Researchers have demonstrated a way to make power-efficient laser-like beams without using light. These beams, made with electrical current, reportedly use 1,000 times less power than pure light beams, and function efficiently even at room temperature.
"This is big," said Pallab Bhattacharya, lead investigator and designer of the new system. "For the past 50 years, we have relied on lasers to make coherent light and now we have something else based on a totally new principle."
According to a University of Michigan press release, this new system certainly isn't the first electrically fueled laser. The most commonly seen type of laser - the semiconductor diode - was crafted back in the early 1960s, but was limited in its use due to its low power and high energy cost.

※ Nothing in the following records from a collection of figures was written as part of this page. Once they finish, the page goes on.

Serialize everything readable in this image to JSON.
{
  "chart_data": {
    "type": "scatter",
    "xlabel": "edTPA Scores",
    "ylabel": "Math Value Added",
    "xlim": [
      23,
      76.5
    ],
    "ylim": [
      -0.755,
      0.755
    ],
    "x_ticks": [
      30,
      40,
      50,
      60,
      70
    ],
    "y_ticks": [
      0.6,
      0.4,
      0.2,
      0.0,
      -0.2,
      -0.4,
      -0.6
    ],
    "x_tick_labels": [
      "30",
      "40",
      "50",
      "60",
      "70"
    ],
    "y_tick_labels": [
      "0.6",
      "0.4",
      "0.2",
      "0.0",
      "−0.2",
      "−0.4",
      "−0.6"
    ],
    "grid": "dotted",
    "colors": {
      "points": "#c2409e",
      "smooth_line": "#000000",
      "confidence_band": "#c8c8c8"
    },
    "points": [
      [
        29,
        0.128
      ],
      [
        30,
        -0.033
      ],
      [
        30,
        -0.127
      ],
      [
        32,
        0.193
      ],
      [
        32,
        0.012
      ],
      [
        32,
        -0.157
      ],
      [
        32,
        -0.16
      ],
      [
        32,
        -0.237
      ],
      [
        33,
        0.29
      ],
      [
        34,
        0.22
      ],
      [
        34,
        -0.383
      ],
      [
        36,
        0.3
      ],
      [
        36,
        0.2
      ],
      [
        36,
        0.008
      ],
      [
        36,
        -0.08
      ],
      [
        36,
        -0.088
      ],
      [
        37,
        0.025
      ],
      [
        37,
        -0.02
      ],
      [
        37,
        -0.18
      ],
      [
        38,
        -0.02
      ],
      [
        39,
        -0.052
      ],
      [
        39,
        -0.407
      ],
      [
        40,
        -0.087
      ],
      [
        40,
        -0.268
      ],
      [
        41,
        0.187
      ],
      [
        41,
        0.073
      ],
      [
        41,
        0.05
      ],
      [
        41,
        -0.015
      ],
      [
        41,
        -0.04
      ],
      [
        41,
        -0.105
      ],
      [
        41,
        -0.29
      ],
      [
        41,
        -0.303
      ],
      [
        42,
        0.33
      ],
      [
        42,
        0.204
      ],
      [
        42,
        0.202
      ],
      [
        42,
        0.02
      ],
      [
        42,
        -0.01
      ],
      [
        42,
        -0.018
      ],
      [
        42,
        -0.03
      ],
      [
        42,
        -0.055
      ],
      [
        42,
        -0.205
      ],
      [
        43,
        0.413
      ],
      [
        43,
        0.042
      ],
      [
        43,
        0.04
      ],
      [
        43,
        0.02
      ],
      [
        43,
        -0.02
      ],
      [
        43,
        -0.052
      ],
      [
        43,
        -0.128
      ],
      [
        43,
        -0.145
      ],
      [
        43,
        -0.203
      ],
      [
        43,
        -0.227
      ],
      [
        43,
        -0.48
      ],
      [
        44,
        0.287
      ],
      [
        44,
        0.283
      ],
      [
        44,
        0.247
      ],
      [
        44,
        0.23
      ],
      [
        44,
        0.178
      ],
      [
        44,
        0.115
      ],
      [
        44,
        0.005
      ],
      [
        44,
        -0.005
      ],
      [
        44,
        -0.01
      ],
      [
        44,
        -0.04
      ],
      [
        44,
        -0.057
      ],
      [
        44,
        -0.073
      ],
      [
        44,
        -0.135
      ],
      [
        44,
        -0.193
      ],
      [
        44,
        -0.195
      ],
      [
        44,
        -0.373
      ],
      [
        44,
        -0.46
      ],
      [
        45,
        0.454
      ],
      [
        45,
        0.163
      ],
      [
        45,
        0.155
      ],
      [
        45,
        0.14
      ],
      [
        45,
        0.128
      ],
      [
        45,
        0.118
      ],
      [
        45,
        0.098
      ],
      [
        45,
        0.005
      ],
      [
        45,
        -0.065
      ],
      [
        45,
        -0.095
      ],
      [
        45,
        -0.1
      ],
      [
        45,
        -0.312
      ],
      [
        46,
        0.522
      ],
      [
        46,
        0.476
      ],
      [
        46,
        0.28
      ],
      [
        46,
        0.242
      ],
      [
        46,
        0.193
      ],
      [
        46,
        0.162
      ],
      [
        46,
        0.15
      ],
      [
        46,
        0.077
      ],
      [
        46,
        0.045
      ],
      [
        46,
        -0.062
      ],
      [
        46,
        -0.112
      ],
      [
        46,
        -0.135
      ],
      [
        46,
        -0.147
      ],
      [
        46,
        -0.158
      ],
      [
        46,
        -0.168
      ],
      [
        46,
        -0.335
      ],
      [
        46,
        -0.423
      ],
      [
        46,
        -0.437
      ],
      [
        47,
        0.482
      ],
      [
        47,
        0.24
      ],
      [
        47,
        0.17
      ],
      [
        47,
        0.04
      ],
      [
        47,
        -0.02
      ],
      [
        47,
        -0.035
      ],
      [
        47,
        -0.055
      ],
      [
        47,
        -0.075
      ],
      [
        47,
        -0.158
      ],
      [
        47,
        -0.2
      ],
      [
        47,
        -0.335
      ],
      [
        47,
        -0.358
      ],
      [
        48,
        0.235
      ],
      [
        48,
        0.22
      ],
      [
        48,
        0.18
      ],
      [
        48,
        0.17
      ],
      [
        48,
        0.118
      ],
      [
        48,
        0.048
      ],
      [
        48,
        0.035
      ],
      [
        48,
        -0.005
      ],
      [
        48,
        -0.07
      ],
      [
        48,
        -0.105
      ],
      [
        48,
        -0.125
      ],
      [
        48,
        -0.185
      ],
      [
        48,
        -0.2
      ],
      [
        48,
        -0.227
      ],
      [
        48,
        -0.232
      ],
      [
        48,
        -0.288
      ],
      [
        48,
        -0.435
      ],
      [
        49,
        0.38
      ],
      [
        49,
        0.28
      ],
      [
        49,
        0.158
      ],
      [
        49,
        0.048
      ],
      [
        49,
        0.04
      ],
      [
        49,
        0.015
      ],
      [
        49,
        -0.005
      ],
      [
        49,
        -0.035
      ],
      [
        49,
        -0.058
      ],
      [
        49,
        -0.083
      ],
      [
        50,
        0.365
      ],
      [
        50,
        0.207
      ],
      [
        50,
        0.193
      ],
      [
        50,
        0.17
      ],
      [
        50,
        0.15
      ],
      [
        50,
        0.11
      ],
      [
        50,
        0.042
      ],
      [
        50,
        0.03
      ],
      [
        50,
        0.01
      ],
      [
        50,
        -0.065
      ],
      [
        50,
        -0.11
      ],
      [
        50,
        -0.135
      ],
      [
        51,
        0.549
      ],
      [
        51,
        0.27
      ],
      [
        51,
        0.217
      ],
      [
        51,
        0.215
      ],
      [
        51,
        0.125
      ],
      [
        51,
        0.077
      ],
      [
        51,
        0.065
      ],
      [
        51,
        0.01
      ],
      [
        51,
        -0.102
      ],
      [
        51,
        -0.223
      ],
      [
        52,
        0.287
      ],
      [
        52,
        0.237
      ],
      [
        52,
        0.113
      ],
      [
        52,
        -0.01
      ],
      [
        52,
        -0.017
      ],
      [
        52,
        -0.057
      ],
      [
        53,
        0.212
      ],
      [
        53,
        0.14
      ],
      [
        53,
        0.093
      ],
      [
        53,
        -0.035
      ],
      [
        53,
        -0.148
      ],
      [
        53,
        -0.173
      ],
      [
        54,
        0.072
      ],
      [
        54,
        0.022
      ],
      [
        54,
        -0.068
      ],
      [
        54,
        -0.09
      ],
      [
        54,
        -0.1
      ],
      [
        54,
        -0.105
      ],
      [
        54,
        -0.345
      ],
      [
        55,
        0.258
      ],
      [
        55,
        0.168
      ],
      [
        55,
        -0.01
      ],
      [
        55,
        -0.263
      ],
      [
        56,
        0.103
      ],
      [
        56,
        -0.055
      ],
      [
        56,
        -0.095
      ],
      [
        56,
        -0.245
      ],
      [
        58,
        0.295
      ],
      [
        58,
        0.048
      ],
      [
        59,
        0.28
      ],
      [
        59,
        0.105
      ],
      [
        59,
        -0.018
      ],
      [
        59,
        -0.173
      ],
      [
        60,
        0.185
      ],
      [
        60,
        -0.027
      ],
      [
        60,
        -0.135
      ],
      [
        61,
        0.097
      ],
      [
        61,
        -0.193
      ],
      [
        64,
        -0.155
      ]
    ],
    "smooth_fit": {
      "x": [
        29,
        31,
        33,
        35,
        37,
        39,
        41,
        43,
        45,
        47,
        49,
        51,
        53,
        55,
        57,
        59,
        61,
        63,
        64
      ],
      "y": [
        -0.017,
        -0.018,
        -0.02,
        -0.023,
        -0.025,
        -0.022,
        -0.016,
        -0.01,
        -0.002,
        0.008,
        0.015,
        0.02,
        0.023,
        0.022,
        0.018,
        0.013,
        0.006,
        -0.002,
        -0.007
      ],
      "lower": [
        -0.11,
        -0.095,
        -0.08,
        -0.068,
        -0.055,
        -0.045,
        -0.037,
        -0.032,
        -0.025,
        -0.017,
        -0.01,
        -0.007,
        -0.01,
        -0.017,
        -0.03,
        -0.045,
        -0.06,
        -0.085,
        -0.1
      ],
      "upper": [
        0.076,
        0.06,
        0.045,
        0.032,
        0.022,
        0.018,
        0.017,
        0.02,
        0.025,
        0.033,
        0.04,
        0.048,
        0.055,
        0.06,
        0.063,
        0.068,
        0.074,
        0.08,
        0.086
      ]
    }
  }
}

This is why typical "LASER" models - an acronym for Light Amplification by Stimulated Emission of Radiation - are still used in research, even though high-powered models fueled with light have to be used in a below zero environment for optimal results.
However, both light and eclectically fueled beams have one drawback in common - they both cost a significant amount of power to elevate electrons to such a state that they can then release pent up light, converting a current or light into a concentrated beam.
Bhattacharya's system ignores this traditional process entirely, using "polarition" instead. According to the release, a polariton is part light and part matter - allowing researchers to harness these particles to emit intense light with minimal energy cost. In fact, the new laser reportedly uses 1,000 times less power than semiconductor diode lasers.
"We're thrilled," said Thomas Frost, an engineer who worked on the project. "This is the first really practical polariton laser that could be used on chip for real applications."
According to the researchers, low cost concentrated beams could one day be used to replace wire connections in computers, increasing the potential computer chip designs, which are currently limited by wiring and silicon.
A study detailing this accomplishment will be published online in Physical Review Letters on June 10. It is recommended that these findings be viewed as preliminary until official publication.